Тетенька сердилась, мы смеялись, а Миша все больше свирепел и грозился уехать на Кавказ.
– Поезжай, брат! – кричал ему будущий музыкант. – Я тебе сочиню марш, когда ты будешь полковым командиром.
Весь остаток вечера прошел в рассуждениях о нашей будущей жизни. Меньшие братья, Петр и Борис, горько плакали. Тетенька Александра Семеновна на другой день попробовала заикнуться, что они еще очень малы, но маменька отвечала с гневом:
– Балуйте их! Они малы! Да в их лета другие дети кормят уж своих родителей!..
Точно: в то время два мальчика, немного постарше моих братьев, разъезжали по Европе, давали концерты и собирали большие деньги. Они посетили и Петербург. Маменька в первый раз в жизни решилась купить ложу и забрала нас послушать их… И ни на минуту во весь концерт не переставала она напевать нам, что вот какие бывают дети: отца кормят, а вот у нее не двое, а восемь человек, да никто ни к чему не способен, а только ее огорчают…

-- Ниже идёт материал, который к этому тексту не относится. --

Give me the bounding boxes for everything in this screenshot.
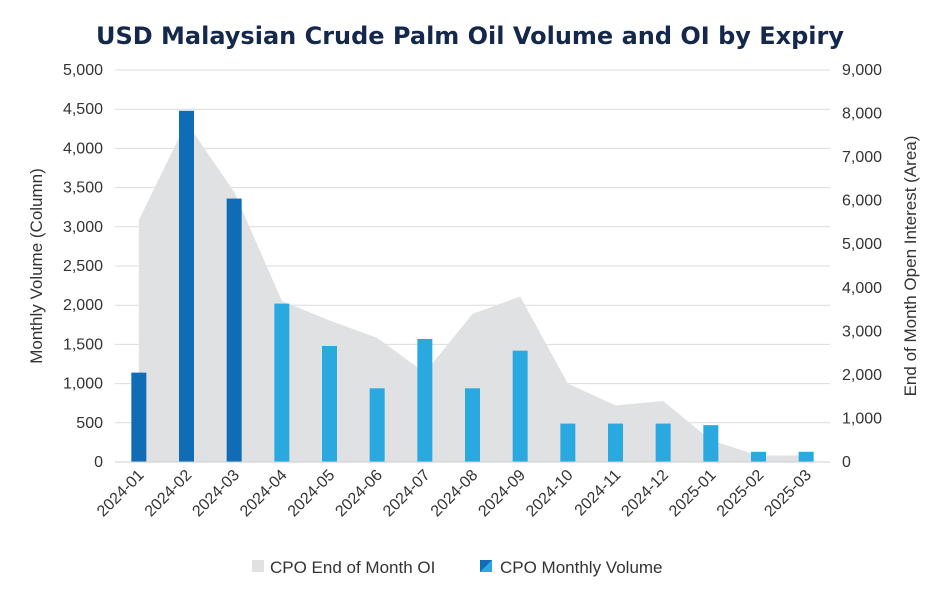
volume-bar-2024-09 (512, 350, 528, 462)
left-tick-label: 1,000 (63, 376, 103, 393)
right-tick-label: 3,000 (842, 323, 882, 340)
x-tick-label: 2024-06 (332, 467, 386, 521)
right-axis: 0 1,000 2,000 3,000 4,000 5,000 6,000 7,000 8,00… (842, 62, 882, 471)
left-tick-label: 3,500 (63, 180, 103, 197)
volume-bar-2025-02 (751, 451, 766, 462)
x-tick-label: 2024-05 (285, 467, 339, 521)
left-tick-label: 5,000 (63, 62, 103, 79)
right-tick-label: 0 (842, 454, 851, 471)
volume-bar-2024-02 (179, 110, 194, 462)
left-tick-label: 2,000 (63, 297, 103, 314)
volume-bar-2024-12 (655, 423, 671, 462)
right-tick-label: 2,000 (842, 367, 882, 384)
oi-area (138, 122, 807, 463)
volume-bar-2024-08 (465, 388, 480, 462)
right-tick-label: 9,000 (842, 62, 882, 79)
x-axis: 2024-012024-022024-032024-042024-052024-… (94, 461, 830, 521)
volume-bar-2024-06 (369, 388, 385, 462)
x-tick-label: 2024-09 (475, 467, 529, 521)
legend-swatch-volume-accent (480, 560, 492, 572)
x-tick-label: 2024-01 (94, 467, 148, 521)
left-axis: 0 500 1,000 1,500 2,000 2,500 3,000 3,500 4,000 4… (63, 62, 103, 471)
volume-bar-2024-10 (560, 423, 576, 462)
left-tick-label: 2,500 (63, 258, 103, 275)
x-tick-label: 2025-03 (761, 467, 815, 521)
x-tick-label: 2024-04 (237, 467, 291, 521)
oi-area-series (138, 122, 807, 463)
left-axis-title: Monthly Volume (Column) (27, 168, 46, 364)
right-tick-label: 4,000 (842, 280, 882, 297)
x-tick-label: 2024-10 (523, 467, 577, 521)
legend-label-volume: CPO Monthly Volume (500, 558, 663, 577)
right-tick-label: 6,000 (842, 193, 882, 210)
x-tick-label: 2024-07 (380, 467, 434, 521)
left-tick-label: 4,500 (63, 101, 103, 118)
x-tick-label: 2025-02 (714, 467, 768, 521)
volume-bar-2024-01 (131, 372, 147, 462)
right-axis-title: End of Month Open Interest (Area) (901, 136, 920, 397)
volume-bar-series (131, 110, 814, 463)
volume-bar-2025-01 (703, 425, 719, 462)
x-tick-label: 2024-02 (142, 467, 196, 521)
legend: CPO End of Month OI CPO Monthly Volume (252, 558, 663, 577)
left-tick-label: 4,000 (63, 140, 103, 157)
right-tick-label: 7,000 (842, 149, 882, 166)
chart-title: USD Malaysian Crude Palm Oil Volume and … (96, 22, 844, 50)
left-tick-label: 0 (94, 454, 103, 471)
left-tick-label: 500 (76, 415, 103, 432)
volume-bar-2024-03 (226, 198, 242, 463)
legend-swatch-oi (252, 560, 264, 572)
x-tick-label: 2024-08 (428, 467, 482, 521)
left-tick-label: 1,500 (63, 336, 103, 353)
volume-bar-2025-03 (798, 451, 814, 462)
x-tick-label: 2025-01 (666, 467, 720, 521)
x-tick-label: 2024-11 (572, 467, 625, 520)
x-tick-label: 2024-12 (618, 467, 672, 521)
right-tick-label: 5,000 (842, 236, 882, 253)
left-tick-label: 3,000 (63, 219, 103, 236)
volume-bar-2024-05 (322, 345, 337, 462)
right-tick-label: 1,000 (842, 410, 882, 427)
right-tick-label: 8,000 (842, 106, 882, 123)
volume-bar-2024-04 (274, 303, 290, 462)
volume-bar-2024-11 (608, 423, 623, 462)
x-tick-label: 2024-03 (189, 467, 243, 521)
legend-label-oi: CPO End of Month OI (270, 558, 435, 577)
volume-bar-2024-07 (417, 338, 433, 462)
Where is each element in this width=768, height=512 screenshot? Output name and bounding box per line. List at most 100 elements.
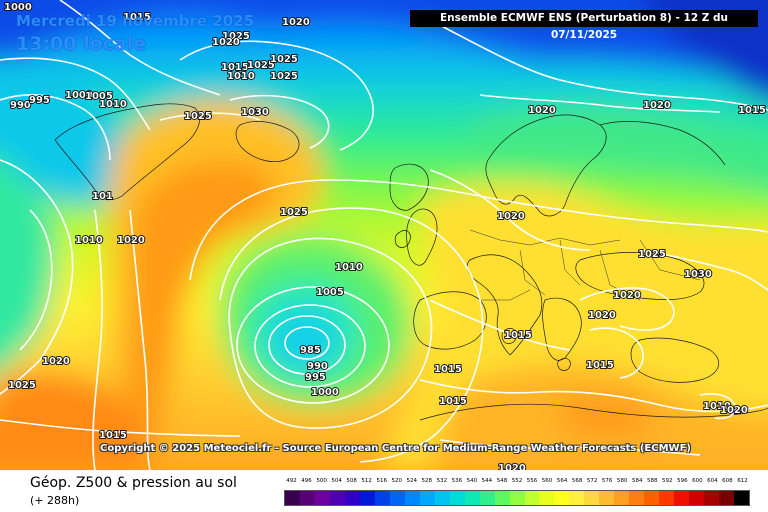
isobar-label: 1020	[613, 290, 641, 301]
scale-swatch	[719, 491, 735, 505]
scale-swatch	[479, 491, 495, 505]
scale-swatch	[419, 491, 435, 505]
scale-label: 536	[451, 478, 463, 484]
isobar-label: 1020	[117, 235, 145, 246]
scale-label: 560	[541, 478, 553, 484]
isobar-label: 1010	[75, 235, 103, 246]
scale-label: 612	[737, 478, 748, 484]
scale-label: 608	[722, 478, 733, 484]
scale-swatch	[584, 491, 600, 505]
isobar-label: 1025	[184, 111, 212, 122]
isobar-label: 1000	[311, 387, 339, 398]
scale-label: 584	[631, 478, 643, 484]
borders	[469, 229, 701, 301]
scale-swatch	[539, 491, 555, 505]
isobar-label: 1020	[720, 405, 748, 416]
scale-label: 588	[647, 478, 658, 484]
isobar-label: 1005	[85, 91, 113, 102]
scale-swatch	[404, 491, 420, 505]
scale-label: 500	[316, 478, 327, 484]
isobar-label: 1025	[270, 54, 298, 65]
scale-swatch	[674, 491, 690, 505]
isobar-label: 1020	[212, 37, 240, 48]
isobar-label: 1020	[282, 17, 310, 28]
scale-label: 568	[571, 478, 583, 484]
scale-swatch	[614, 491, 630, 505]
isobar-label: 1025	[222, 31, 250, 42]
isobar-label: 1010	[99, 99, 127, 110]
scale-swatch	[734, 491, 750, 505]
scale-label: 596	[677, 478, 688, 484]
model-run-banner: Ensemble ECMWF ENS (Perturbation 8) - 12…	[410, 10, 758, 41]
scale-label: 564	[556, 478, 568, 484]
isobar-label: 1010	[227, 71, 255, 82]
scale-swatch	[359, 491, 375, 505]
legend-title: Géop. Z500 & pression au sol	[30, 475, 237, 491]
scale-swatch	[689, 491, 705, 505]
scale-swatch	[374, 491, 390, 505]
isobar-lines	[0, 0, 768, 470]
scale-label: 528	[421, 478, 433, 484]
scale-label: 552	[511, 478, 523, 484]
legend-subtitle: (+ 288h)	[30, 494, 80, 507]
isobar-label: 995	[305, 372, 326, 383]
coastlines	[54, 103, 768, 421]
isobar-label: 1020	[42, 356, 70, 367]
scale-label: 544	[481, 478, 493, 484]
isobar-label: 1000	[65, 90, 93, 101]
scale-label: 540	[466, 478, 478, 484]
isobar-label: 990	[10, 100, 31, 111]
isobar-label: 1025	[280, 207, 308, 218]
isobar-label: 1010	[335, 262, 363, 273]
isobar-label: 1025	[247, 60, 275, 71]
isobar-label: 1030	[241, 107, 269, 118]
isobar-label: 1015	[738, 105, 766, 116]
forecast-date: Mercredi 19 novembre 2025	[16, 12, 255, 30]
forecast-time: 13:00 locale	[16, 33, 147, 55]
isobar-label: 1020	[643, 100, 671, 111]
scale-label: 600	[692, 478, 703, 484]
scale-swatch	[554, 491, 570, 505]
scale-label: 496	[301, 478, 312, 484]
isobar-label: 1015	[434, 364, 462, 375]
scale-label: 604	[707, 478, 718, 484]
scale-swatch	[494, 491, 510, 505]
scale-label: 592	[662, 478, 673, 484]
scale-label: 520	[391, 478, 402, 484]
isobar-label: 1015	[586, 360, 614, 371]
scale-swatch	[389, 491, 405, 505]
isobar-label: 1010	[703, 401, 731, 412]
scale-swatch	[299, 491, 315, 505]
scale-label: 516	[376, 478, 387, 484]
scale-swatch	[449, 491, 465, 505]
isobar-label: 995	[29, 95, 50, 106]
scale-swatch	[509, 491, 525, 505]
isobar-label: 1015	[439, 396, 467, 407]
scale-swatch	[285, 491, 300, 505]
scale-label: 556	[526, 478, 538, 484]
isobar-label: 1020	[588, 310, 616, 321]
scale-swatch	[434, 491, 450, 505]
scale-swatch	[629, 491, 645, 505]
copyright-notice: Copyright © 2025 Meteociel.fr - Source E…	[100, 443, 691, 454]
isobar-label: 1015	[504, 330, 532, 341]
isobar-label: 101	[92, 191, 113, 202]
isobar-label: 1030	[684, 269, 712, 280]
isobar-label: 1025	[270, 71, 298, 82]
isobar-label: 1000	[4, 2, 32, 13]
scale-label: 572	[586, 478, 598, 484]
scale-swatch	[659, 491, 675, 505]
scale-label: 508	[346, 478, 357, 484]
scale-swatch	[599, 491, 615, 505]
scale-swatch	[344, 491, 360, 505]
isobar-label: 1020	[498, 463, 526, 470]
isobar-label: 1015	[123, 12, 151, 23]
scale-swatch	[569, 491, 585, 505]
isobar-label: 1025	[638, 249, 666, 260]
scale-label: 532	[436, 478, 448, 484]
scale-label: 524	[406, 478, 418, 484]
scale-swatch	[464, 491, 480, 505]
scale-swatch	[329, 491, 345, 505]
scale-swatch	[314, 491, 330, 505]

Рассортировка наша началась и кончилась очень скоро. Миша отправился к учителю, которого маменька приискала по своему вкусу. Меньшие братья, в своих новых мундирах, горько плакали, расставаясь с игрушками, которые отдали мне на сохранение, и наказывали пораньше прислать за ними в субботу. Александра Семеновна тоже прослезилась и дала им по гривеннику. На другой день маменька сделала ей строгий выговор за баловство; она воротилась к себе вся в слезах… Мы вслух бранили и проклинали шпионов, очень хорошо зная, что на нее насплетничала Степанида Петровна, которая после такого подвига обыкновенно убегала к своей матери и возвращалась только на другой день, когда буря стихала.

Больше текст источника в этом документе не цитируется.